American politics [was Reps delaying

Jim heartfield jim at heartfield.demon.co.uk
Fri Sep 17 16:12:07 PDT 1999



>From: sawicky at epinet.org (Max Sawicky)

Takes issue with my comment


>The way I see it, the contemporary political and administrative
>establishment is quite decisively a product of the left, but in the
>sense of being a product of the left's defeat.


>mbs: By this reasoning, we could say the modern U.S. right was
>based on American communism/trotskyism, since half the editorial
>board of National Review was ex-communist of one type or another . . .

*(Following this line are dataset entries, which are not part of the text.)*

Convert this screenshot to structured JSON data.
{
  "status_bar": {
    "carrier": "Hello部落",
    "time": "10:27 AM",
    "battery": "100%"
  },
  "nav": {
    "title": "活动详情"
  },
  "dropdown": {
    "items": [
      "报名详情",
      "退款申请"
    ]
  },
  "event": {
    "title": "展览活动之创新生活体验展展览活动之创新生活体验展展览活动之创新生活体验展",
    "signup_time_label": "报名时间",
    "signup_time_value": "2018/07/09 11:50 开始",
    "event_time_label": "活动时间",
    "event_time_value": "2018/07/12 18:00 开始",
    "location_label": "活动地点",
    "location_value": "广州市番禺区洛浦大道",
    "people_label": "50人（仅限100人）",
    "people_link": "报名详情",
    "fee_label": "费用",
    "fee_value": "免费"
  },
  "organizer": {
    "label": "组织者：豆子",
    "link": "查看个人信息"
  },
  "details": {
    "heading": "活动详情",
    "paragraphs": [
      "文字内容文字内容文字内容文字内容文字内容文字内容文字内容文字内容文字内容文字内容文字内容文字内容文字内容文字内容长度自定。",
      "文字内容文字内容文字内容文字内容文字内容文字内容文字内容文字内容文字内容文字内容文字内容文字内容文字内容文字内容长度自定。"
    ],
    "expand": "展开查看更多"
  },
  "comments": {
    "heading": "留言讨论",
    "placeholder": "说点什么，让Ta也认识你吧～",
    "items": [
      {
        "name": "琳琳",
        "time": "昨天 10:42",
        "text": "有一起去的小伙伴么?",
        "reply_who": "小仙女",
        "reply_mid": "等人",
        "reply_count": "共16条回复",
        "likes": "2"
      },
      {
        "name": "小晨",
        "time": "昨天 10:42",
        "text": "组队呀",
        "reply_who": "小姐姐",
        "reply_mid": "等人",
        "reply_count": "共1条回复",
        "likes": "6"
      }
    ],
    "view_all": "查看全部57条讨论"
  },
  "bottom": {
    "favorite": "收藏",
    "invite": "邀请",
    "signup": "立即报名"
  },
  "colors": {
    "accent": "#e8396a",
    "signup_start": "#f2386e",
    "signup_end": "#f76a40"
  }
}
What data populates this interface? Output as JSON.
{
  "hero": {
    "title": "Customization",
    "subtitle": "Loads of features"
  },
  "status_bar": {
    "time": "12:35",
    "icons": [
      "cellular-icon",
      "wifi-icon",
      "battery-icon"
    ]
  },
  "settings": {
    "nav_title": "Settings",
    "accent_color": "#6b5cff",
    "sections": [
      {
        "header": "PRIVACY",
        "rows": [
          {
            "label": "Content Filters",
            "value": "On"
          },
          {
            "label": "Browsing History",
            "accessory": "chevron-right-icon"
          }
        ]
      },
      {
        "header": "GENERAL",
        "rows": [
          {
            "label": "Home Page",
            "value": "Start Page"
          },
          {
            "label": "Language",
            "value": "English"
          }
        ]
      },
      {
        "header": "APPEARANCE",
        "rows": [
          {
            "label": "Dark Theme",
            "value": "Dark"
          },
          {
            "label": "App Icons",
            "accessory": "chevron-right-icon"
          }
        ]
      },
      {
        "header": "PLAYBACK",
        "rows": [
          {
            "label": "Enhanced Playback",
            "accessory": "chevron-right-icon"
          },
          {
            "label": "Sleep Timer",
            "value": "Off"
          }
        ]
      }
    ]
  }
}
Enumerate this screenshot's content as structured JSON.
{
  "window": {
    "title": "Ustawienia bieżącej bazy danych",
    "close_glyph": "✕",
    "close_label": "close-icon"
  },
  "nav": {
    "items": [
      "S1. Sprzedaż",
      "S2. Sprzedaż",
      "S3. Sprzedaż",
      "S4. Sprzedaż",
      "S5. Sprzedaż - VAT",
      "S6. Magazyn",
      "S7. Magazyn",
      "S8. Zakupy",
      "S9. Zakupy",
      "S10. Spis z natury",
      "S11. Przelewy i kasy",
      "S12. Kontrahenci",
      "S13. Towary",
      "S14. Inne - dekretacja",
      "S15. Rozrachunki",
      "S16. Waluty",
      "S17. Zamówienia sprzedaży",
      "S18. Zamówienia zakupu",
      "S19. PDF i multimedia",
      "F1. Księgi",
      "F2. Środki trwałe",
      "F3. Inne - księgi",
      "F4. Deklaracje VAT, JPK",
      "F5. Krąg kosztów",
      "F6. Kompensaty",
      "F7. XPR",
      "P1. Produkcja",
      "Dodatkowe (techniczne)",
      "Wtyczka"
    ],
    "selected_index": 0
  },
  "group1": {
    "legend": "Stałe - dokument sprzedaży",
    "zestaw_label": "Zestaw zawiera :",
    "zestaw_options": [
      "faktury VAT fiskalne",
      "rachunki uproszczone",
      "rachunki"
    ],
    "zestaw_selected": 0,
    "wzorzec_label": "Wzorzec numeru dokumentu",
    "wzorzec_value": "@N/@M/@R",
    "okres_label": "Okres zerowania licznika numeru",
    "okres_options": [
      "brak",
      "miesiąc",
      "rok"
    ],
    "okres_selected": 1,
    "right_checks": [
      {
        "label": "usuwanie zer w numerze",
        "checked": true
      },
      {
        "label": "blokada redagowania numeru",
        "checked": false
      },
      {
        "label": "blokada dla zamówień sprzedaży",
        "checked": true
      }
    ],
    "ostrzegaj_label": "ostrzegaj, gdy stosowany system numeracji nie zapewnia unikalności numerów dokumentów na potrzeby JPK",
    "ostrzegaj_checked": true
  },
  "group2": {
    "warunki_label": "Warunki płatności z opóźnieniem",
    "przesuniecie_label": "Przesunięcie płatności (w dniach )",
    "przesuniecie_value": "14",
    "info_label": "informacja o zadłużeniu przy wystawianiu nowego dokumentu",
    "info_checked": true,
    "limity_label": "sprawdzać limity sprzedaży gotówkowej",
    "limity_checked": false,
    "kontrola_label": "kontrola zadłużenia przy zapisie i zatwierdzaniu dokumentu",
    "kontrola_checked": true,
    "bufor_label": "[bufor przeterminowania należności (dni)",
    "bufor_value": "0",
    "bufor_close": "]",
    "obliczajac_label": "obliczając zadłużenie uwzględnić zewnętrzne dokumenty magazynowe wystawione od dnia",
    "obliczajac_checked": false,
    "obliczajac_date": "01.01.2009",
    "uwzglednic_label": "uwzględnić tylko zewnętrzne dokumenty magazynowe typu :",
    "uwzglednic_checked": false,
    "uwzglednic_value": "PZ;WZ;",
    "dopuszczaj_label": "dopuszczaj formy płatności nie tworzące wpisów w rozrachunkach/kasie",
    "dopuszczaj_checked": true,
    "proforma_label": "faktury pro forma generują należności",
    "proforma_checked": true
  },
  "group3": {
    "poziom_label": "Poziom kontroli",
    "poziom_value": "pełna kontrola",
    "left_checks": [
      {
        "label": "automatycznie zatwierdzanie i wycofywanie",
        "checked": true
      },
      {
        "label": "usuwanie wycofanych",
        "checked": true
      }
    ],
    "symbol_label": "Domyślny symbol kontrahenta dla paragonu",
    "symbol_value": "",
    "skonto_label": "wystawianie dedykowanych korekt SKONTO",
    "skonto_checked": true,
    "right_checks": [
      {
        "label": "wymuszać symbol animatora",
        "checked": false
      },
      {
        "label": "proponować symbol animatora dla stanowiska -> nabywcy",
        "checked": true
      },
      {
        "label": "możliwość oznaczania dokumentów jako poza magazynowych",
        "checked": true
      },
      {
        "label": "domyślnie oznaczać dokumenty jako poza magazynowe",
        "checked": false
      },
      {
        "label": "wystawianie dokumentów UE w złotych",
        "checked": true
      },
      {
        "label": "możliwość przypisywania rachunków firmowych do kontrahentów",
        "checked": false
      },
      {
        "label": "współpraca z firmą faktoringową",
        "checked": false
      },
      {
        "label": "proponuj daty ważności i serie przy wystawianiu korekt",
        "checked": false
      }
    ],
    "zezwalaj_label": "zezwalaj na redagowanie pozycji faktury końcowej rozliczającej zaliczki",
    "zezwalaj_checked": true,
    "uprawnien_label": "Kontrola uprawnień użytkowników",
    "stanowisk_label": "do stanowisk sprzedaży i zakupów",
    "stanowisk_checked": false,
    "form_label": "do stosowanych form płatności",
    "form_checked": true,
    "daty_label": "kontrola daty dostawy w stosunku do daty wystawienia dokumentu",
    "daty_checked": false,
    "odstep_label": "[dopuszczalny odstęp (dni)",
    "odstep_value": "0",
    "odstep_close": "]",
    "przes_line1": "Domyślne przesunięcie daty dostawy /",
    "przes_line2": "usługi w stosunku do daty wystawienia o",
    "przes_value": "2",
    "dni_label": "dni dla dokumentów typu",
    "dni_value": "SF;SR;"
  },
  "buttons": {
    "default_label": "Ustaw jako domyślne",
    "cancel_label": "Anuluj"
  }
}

Well, after reading Alan Wald's New York Intellectuals I would say that there was something in that. Those Trotskyists whose criticisms of the Soviet Union seemed more important to them than there criticisms of the US state department did move pretty rapidly to the right and did indeed make a specific contribution to Cold War Liberalism. (Incidentally isn't that the meaning of George Orwell's accommodation to MI5.)


>More reasonable to say that the left attracted some talented
>people, and when some of them took their leave, for one reason
>or another, they were likely to play an important role in the
>guise of new political identities. Especially those that were
>planted as agents in the first place, as Clinton himself may
>have been.

Of today, I would say that the semi-organised left of the seventies and eighties concentrated the experience of defeat in the most systematic form - that's why so many of them have found a hearing for their political expressions of lowered expectations, accommodations to the market and so on.

Maybe this is a more English thing than it is an American. The existence of the labour party does mean that there is a straight conveyor belt from the left to the establishment that has carried former leftists like Chancellor Gordon Brown (one-time Gramscian), Development Minister Clare Short (one time Irish solidarity activist) Peter Mandelson (one-time Communist Party youth organiser) Tony Banks ('break the poor not the law' - municipal socialist) Paul Boateng (ditto) into the British Cabinet today. On top of them you could add the Government political advisors drawn from the Communist Party: Geoff Mulgan, Charles Leadbeater, Charlie Whelan (now retired), and the two sons of the late Ralph (socialist register) Miliband, Ed and David who are advisors to Gordon Brown and PM Tony Blair respectively.

I would say that is quite a contribution from the left to the current government.


>mbs: Au contraire, the modern U.S. left cut its teeth on
>opposing humanitarian imperialism, in the form of opposition
>to Vietnam (originally a soc-dem/JFK affair). It has been
>pretty consistent since then, opposing U.S. intervention in Grenada,
>Central America, Panama, and the Persian Gulf.

I suppose it depends where you cut demarcate 'the left', but surely one of the key experiences of the US left was agitation for humanitarian intervention *against* apartheid. When I attended a US peace conference in New York in 1993 a lot of opponents of intervention in Vietnam were in favour of intervention in Haiti and Bosnia. By chance the news came through of the bombing of Bosnian Serb positions during the lunch break and a cheer rang through the hall.


> The salient difference
>of the Balkans affair is that it was "peace-keeping" (obviously
>flawed in large ways, as many have properly noted) by other means.
>A lot of criticism of the intervention hinged on the fact that it
>was the U.S. acting outside the UN. To JH and some others, this
>may not be an important distinction. To me it can be. I've noticed
>that many stalwarts here and elsewhere (i.e., Z-net) who opposed
>U.S. intervention in the Balkans are all for UN intervention in
>East Timor.

Yes well, that's the point at which it is seen as acceptable to cross the line, where the UN provides a rationale for intervention - or a fig- leaf for the US, perhaps.


>Railing against the Reagan-Thatcher axis of the 1980s makes no sense
>today, when we are ruled by the Blair-Clinton axis.
>>>>>
>
>mbs: Half right, I'd say. We are ruled by B-C but according to policy
>that owes a lot to R-T.

Yes, I certainly agree with that. But its specific contribution is that it gives us R-T as refracted through the defeats and the adaptation of defeat of the (okay) soft left. That's what makes Blair good at what he does. He gives us pro-market policies in a pained expression, imperialism all dressed up as Oxfam.